1. Establish clear development paths

Your retention efforts should start the first day an employee is on the job. You should have open conversations about a new hire’s professional goals, and use those discussions (and regular check-ins) to come up with a structured development plan.

2. Allow company culture to guide hiring decisions

Preserving your company culture is much easier for young companies. With a handful of employees, you often don’t need to worry about cliques forming, managers passing the buck or people skipping out on company events.

But as you grow, it’s harder to maintain your culture. To keep it intact, use it to guide hiring decisions. Even when a candidate has the right skills, never hire that person if he or she doesn’t fit the existing culture.

3. Focus on individual contributions

Most employees play critical roles early in a startup’s life. You might have one salesperson, one developer, one customer liaison and one marketer. If someone skips a meeting, an entire department is underrepresented. As you grow, however, every role is not as essential, and some employees might have trouble seeing the direct impact of their contributions.

As your startup scales, hold regular team meetings to talk about company objectives, and tie these goals to each department -- to junior staff members, specifically. You might need to spell out how they directly contribute to your company’s success to keep them engaged.

4. Lead by example

You’d be surprised how much employees value good leadership, even more than compensation at times. Leaders who don’t live up to their promises or who fail to execute on a vision can lose loyalty -- and valuable employees.

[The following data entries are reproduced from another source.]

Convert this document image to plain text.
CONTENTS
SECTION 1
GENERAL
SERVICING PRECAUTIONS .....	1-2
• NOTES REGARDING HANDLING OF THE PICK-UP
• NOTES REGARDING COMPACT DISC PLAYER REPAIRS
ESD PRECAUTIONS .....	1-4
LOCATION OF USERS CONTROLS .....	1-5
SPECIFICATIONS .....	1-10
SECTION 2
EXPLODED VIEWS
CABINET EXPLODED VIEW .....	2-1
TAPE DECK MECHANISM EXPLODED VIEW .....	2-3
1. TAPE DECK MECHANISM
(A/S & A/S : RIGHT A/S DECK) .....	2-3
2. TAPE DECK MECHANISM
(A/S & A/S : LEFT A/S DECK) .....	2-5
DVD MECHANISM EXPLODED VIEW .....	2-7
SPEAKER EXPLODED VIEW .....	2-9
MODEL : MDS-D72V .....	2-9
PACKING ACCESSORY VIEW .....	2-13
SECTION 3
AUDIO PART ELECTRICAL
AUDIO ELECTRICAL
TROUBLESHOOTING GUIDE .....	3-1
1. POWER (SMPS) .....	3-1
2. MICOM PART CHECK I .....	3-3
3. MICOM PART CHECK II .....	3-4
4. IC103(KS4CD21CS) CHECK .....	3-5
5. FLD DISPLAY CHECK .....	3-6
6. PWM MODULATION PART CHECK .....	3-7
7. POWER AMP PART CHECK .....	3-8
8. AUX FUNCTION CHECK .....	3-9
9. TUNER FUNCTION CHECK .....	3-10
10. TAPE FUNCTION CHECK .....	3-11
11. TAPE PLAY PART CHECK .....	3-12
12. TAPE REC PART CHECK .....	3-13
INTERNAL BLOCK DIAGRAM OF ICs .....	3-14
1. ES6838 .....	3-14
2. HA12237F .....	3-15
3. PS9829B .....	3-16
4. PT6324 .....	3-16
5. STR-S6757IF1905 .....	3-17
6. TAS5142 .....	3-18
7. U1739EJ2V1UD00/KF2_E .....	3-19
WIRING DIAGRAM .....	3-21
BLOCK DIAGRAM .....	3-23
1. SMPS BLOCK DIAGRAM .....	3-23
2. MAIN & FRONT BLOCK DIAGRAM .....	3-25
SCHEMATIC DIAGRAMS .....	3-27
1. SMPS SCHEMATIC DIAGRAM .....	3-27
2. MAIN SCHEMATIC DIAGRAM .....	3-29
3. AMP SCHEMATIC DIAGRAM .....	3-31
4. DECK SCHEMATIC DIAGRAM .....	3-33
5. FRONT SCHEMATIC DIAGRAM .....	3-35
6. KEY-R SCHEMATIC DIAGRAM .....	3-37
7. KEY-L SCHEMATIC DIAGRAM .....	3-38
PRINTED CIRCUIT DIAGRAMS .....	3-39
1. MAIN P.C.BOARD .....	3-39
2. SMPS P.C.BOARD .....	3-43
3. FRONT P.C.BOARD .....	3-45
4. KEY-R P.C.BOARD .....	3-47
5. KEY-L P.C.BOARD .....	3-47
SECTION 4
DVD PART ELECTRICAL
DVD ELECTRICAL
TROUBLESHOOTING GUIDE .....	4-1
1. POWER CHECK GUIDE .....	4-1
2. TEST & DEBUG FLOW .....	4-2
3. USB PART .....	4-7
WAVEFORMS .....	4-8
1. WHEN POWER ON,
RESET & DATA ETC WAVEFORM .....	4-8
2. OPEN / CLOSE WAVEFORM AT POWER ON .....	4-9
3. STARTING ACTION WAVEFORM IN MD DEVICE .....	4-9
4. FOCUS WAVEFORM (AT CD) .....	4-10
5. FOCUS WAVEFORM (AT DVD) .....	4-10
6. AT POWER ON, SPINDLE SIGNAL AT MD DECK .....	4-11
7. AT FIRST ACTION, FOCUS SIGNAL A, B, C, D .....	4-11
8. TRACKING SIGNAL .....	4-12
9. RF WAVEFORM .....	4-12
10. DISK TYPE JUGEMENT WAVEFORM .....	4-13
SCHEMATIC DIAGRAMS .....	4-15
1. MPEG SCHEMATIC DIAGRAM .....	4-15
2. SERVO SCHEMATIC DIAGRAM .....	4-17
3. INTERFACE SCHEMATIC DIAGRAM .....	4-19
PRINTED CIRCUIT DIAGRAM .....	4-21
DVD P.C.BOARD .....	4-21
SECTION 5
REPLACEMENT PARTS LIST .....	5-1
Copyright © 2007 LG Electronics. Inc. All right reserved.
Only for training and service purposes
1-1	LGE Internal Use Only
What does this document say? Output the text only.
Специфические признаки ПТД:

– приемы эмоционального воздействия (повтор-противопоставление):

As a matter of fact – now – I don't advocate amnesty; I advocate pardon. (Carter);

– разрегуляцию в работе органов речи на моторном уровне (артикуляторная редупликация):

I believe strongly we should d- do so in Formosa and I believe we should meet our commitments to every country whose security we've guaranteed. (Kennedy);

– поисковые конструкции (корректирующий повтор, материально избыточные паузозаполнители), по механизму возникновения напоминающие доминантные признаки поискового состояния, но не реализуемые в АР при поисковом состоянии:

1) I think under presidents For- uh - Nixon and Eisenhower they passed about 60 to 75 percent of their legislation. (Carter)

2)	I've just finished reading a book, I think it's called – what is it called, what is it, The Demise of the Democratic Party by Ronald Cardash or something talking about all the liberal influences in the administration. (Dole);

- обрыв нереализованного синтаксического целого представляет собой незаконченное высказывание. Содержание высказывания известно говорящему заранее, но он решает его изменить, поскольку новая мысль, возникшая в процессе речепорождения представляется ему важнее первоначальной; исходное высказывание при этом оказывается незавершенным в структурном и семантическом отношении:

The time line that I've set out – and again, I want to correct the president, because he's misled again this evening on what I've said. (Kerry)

Encourage all leaders in your company to set realistic expectations and over-deliver on promises. Back up words with action, and empower staff members to take responsibility for their roles and contributions.

And above all, be honest. Your staff deserves to know what’s going on, whether it’s good or bad.

5. Watch your winners 

Most of your high-performing employees likely will receive unsolicited offers to leave your company, often for better pay and benefits. The question is: How do you not only identify, but also neutralize, potential flight risks early on?

Regularly check in with top performers to make sure they’re happy with their roles, development plans and compensation packages. And consider implementing some type of monitoring system (one that doesn’t invade a person’s privacy, of course). If an employee is unusually active on LinkedIn or his productivity suddenly changes, he might be a flight risk.

Hiring the right people is your biggest hurdle. If you have talented staff members who mesh with your culture, it’s likely that most of them will want to stay with your team. But you can’t just leave employees to their own devices. You must develop their skills, acknowledge their contributions and empower them with leadership opportunities to have the best chance at keeping them around.